Orthogonal array design method for optimization experiments of sodium azide microencapsulation with stearic acid

In this study, an orthogonal array design (OAD), OA₉, was employed as a statistical experimental method for mircoencapsulation of sodium azide with stearic acid through a solvent/non-solvent procedure which is based on the coacervation principle. Scanning electron microscopy (SEM) was used to examine the coating morphology. The effect of stearic acid coating on sodium azide decomposition has been studied by means of differential thermal analysis (DTA), thermogravimetry (TG) and differential scanning calorimetry (DSC). Our findings revealed that stearic acid can provide an effective coating shell around sodium azide microparticle and the coating quality is affected by some parameters, such as percent of stabilizer, addition time of non-solvent, volume of non-solvent and stirring speed of the mixture (revolutions per minute, rpm).
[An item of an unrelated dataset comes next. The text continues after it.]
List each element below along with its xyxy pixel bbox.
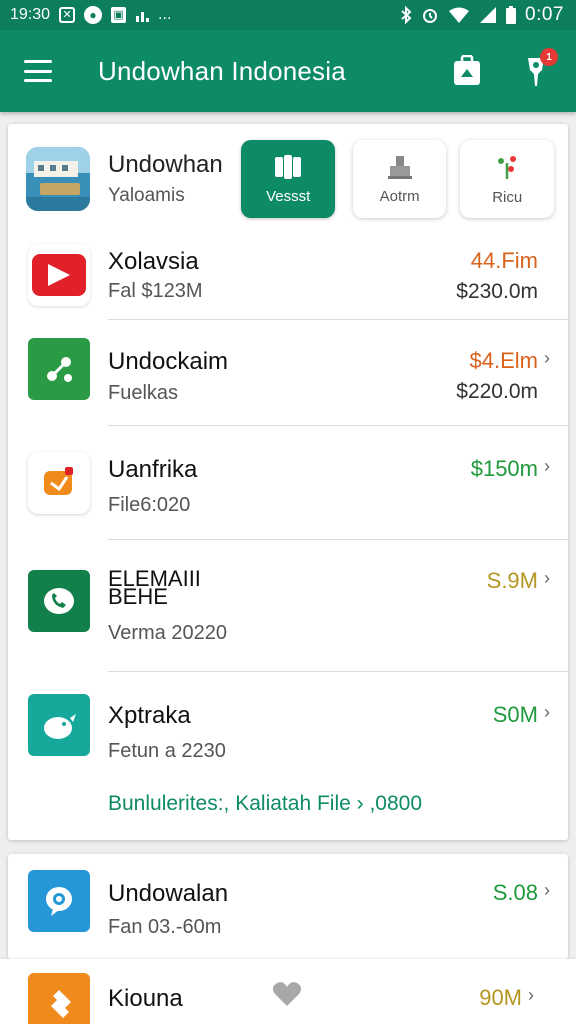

The effects of these factors on the thermal decomposition temperature of microencapsulated sample were quantitatively evaluated by the analysis of variance (ANOVA). The statistical results showed that sodium azide powder can optimally be coated and stabilized by controlling of stabilizer percent, addition time of non-solvent, and volume of non-solvent. The OAD evaluation of initial experimental data provide optimized amount of the parameters to obtain the most stabilized sample, at which the thermal decomposition temperature of sodium azide is predicted at 436 °C. The prediction is in excellent agreement with experimental result obtained at the same conditions that is 435 °C. These data could be compared to that of the pure stearic acid and sodium azide in which decomposition temperature ranges are 160–300 and 382–397 °C, respectively. Also, the kinetic parameters such as activation energy and frequency factor of the decomposition processes of pure components and microencapsulated sodium azide at optimum condition were obtained from the DSC data by non-isothermal methods proposed by ASTM E696. Our finding showed that the treated NaN₃ has much lower decomposition rate as compared to the pure one.